А Паша значит компания!
— У нас с Пашей ничего такого не было, — отвечаю сбито, раскачиваясь на табурете.
— А… а разве вы не…
— Нет, мам.
— Нет, — вздыхает. — Хорошо. Ладно. Но Яроцкий… Лиза, ты хоть понимаешь, каким… каким стал этот мальчик?
— Говори, как есть, не подбирай слова!
У мамы от возмущения приоткрывается челюсть.
— Кто он? — а я всё так же спокойна. — Бандит? Алкоголик? Наркоман? Как ещё вы его с тётей Аллой прозвали?
— При чём здесь тётя Алла? — мама опускается на табурет и говорит тише, будто испугалась чего-то.
— А ты разве не знаешь, кого она обвинила в смерти Кости?
— Лиза…
— Мам, это не упрёк, — качаю головой. — Просто… просто вы обе его не знаете. Ты ведь сама говорила мне столько раз: не суди книгу по обложке.

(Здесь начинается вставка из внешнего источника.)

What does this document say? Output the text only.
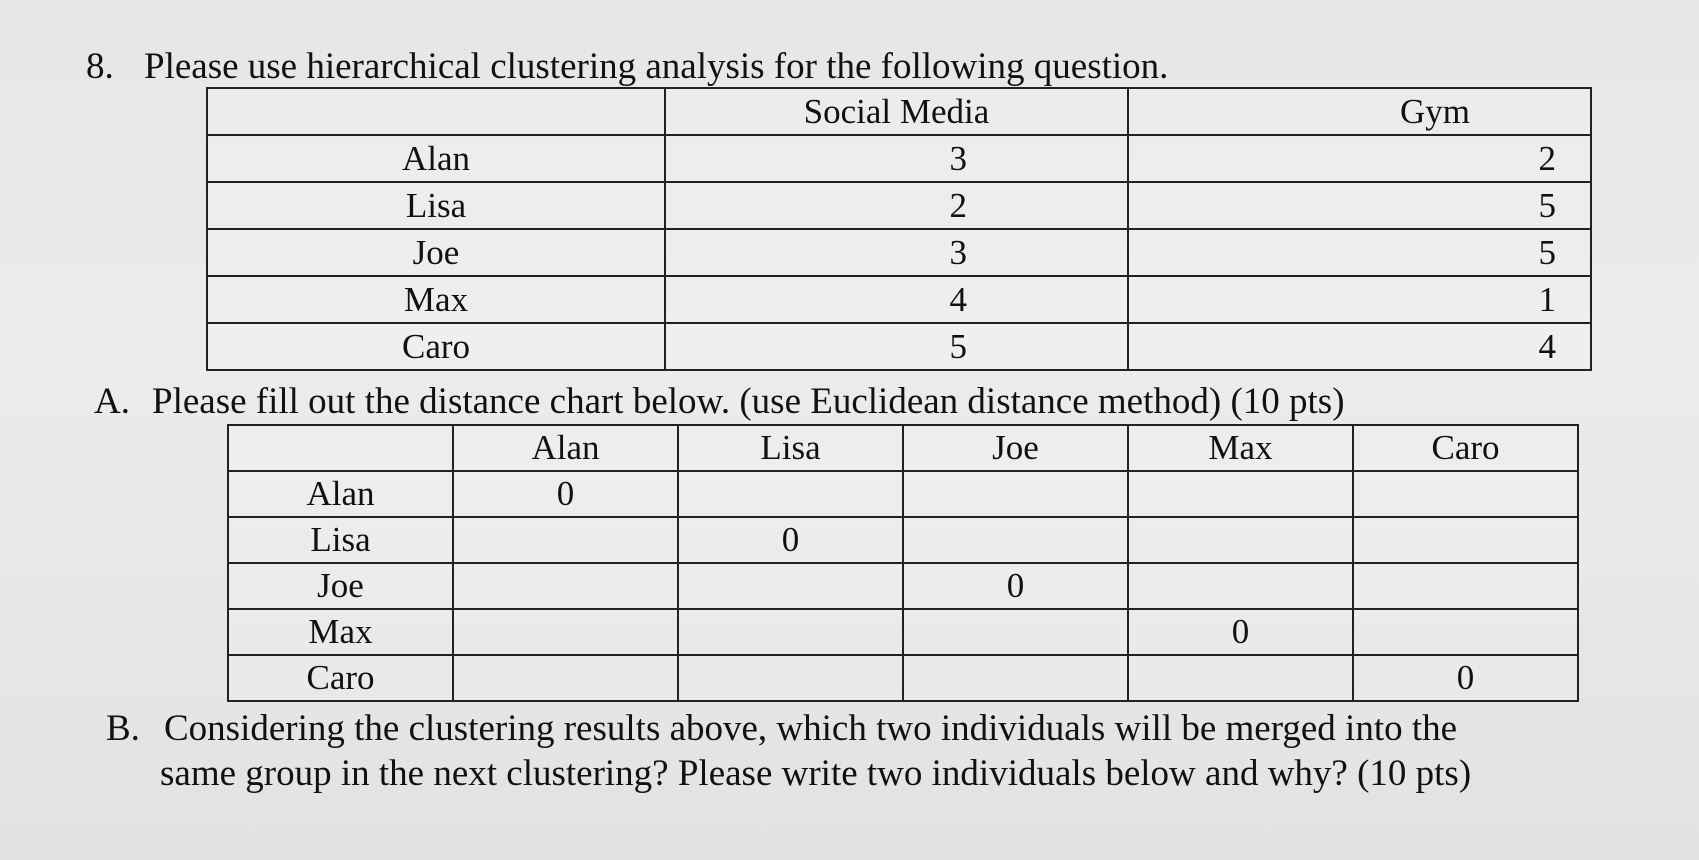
8. Please use hierarchical clustering analysis for the following question.
	Social Media	Gym
Alan	3	2
Lisa	2	5
Joe	3	5
Max	4	1
Caro	5	4
A. Please fill out the distance chart below. (use Euclidean distance method) (10 pts)
	Alan	Lisa	Joe	Max	Caro
Alan	0				
Lisa		0			
Joe			0		
Max				0	
Caro					0
B. Considering the clustering results above, which two individuals will be merged into the
same group in the next clustering? Please write two individuals below and why? (10 pts)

Мама выдерживает паузу, упрямо сверля меня взглядом и будто аргументы подходящие ищет чтобы озвучить, но видимо не находит, поэтому лишь в десятый раз повторяет, чтобы я больше и близко к Яроцкому не подходила и слегка переводит тему:
— Мне звонил твой классный руководитель. — И свирепым шепотом: — Ты ушла с уроков вместе с Яроцким?! Лииииза!
Обсуждать это и дальше желания не было никакого. Более того, мама пришла в крайнее недоумение и даже потянулась за успокоительным (для себя), когда в ответ на все её следующие возмущённые реплики, я в итоге отвечала ей задумчивой улыбкой.
Вспоминала губы Макса, его руки держащие меня в объятиях…
— Лиза!
— Я всё поняла.
— Прекрати улыбаться. Что с тобой?! Я не узнаю тебя!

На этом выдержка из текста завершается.